We visit a lot of historical sites, it’s our thing to be curious about why things have turned out as they are, and history provides a great perspective in understanding ideology and structure. I’ve said in previous posts that I think belief underpins ideology, but what of the situations that these ideologies create that affect real people in different times?
A lot of history is unkind to women, I, like my partner Em, am a feminist according to the description in the dictionary – a person who believes that men and women have the same rights and should be treated equally. That does not mean we believe in skewed advantages being created to make that which is naturally unequal, look in fact equal. Inequality, the non financial type, is just a fact of life because people are different, and to intervene is to create artificial prejudices that then are a form of inequality that are not natural or justifiable. Em is my intellectual equal, she is often my emotional superior, but I am physically stronger and more able than she is and there is nothing either of us can do to change that. By many measures Em is a superior person to me, but it depends on the criteria. What is important is not what is measured, but the right to be considered equally valuable to each other and society as a whole.
Recently we were reading an information board at a historical location, all about a woman who was punished for killing her spouse by poisoning after decades of physical and mental abuse, and she was hanged for it. We found ourselves both being on the side of the woman and thinking that what she had done should not even have been considered a crime because what else could she have done under the circumstances? She couldn’t leave because she had nowhere to go and no income, she could not appeal to authority because she was in this part of history a possession of her husband and it was not a crime for her to abuse his possessions. She could not appeal to the church as they would have blamed her for her husband’s behaviour (before you argue that point, go get a bible and read it). This woman had to chose between two options, kill him to end the abuse, or put up with it, there was nothing else. Now if you beat your dog every day of it’s life, and then one day it bites you out of anger, are you at fault. or is it?
Another woman, same place, different time, is in abject poverty following the death of her child’s father, but she is still a young attractive woman. A gentleman wishes to marry her and offers to lift her out of her circumstances if she will do away with the child he is not willing to raise. This woman is starving, and so is her child, so she does the unthinkable. She is caught committing this act, and even though her actions are a result of the man who made her make a choice she could not be thought to be in sane mind to do, it was her that hanged, and he went unpunished. What else was she to do, what choice did she have, who engineered this situation to be this way? If he had not insisted then her choice would not have been forced, something else would have had to be done instead, maybe not this outcome.

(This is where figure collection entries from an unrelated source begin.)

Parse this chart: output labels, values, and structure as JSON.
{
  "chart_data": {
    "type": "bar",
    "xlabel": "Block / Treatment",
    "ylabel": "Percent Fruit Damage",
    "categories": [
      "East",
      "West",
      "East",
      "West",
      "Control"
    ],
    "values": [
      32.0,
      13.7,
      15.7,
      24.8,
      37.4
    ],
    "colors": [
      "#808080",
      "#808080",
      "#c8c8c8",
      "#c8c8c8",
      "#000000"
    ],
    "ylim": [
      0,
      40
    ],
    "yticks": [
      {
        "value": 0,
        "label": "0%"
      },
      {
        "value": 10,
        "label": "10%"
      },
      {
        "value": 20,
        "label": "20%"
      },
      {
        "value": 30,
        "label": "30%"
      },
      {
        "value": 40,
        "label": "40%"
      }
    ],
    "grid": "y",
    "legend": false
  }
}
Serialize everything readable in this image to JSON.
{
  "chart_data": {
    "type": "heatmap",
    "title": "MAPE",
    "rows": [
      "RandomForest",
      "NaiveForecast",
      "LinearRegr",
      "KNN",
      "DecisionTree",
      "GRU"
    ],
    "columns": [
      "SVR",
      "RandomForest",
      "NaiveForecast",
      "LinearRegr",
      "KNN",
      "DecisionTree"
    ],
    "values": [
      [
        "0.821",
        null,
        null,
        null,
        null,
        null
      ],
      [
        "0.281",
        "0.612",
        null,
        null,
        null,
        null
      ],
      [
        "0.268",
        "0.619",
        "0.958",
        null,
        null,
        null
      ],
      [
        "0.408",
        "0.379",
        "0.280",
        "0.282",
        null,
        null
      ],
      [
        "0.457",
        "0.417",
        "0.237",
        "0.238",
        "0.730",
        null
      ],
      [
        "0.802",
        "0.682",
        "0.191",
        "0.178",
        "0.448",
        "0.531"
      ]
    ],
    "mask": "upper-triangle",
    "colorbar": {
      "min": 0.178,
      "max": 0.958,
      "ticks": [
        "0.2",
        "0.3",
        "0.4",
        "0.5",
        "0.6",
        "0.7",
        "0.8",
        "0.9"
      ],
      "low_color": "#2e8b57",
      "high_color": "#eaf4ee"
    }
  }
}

We move on to another historic site, this one is from a more recent era, but it still gets us thinking again about the sometimes impossible choices that women have had to make to survive. When the Nazis invaded countries in Europe and took them over they had to subordinate the people of those countries, and the people of those countries, particularly the men, were expected to continue to resist the occupation. Now this is fine from a historical perspective because men are deemed to be useful in tasks that will continue to need to be done in the occupied land. The Nazis were not about to move their own workforce to the occupied area to farm and produce, so they let the men continue to do so under supervision. The women were not so valued, so their task was to please the occupying army. It is not a pleasant thought to entertain in the mind the sexual needs of a large military force away from home and missing wives and girlfriends, but it is a necessary one to think about when understanding what women had to endure, and likely have had to endure in every conflict in history to some extent. Men tend not to be the object of desire for these occupying forces.
My question is this…. what would you do to survive? Maybe knowing that conflict will end, but having no idea who will win in the end (and remember the Nazis were only narrowly beaten, maybe because they made a mistake in trying to invade Russia, for a long time it looked like they could win), yet you have to do something? What would you look like to the side that won if you had made survival based decisions, a collaborator, a victim, an opportunist? We often celebrate those that have perished and look unfavourably at those that survived by capitulation, but what good is that celebration to those dead people when their lives were not lived?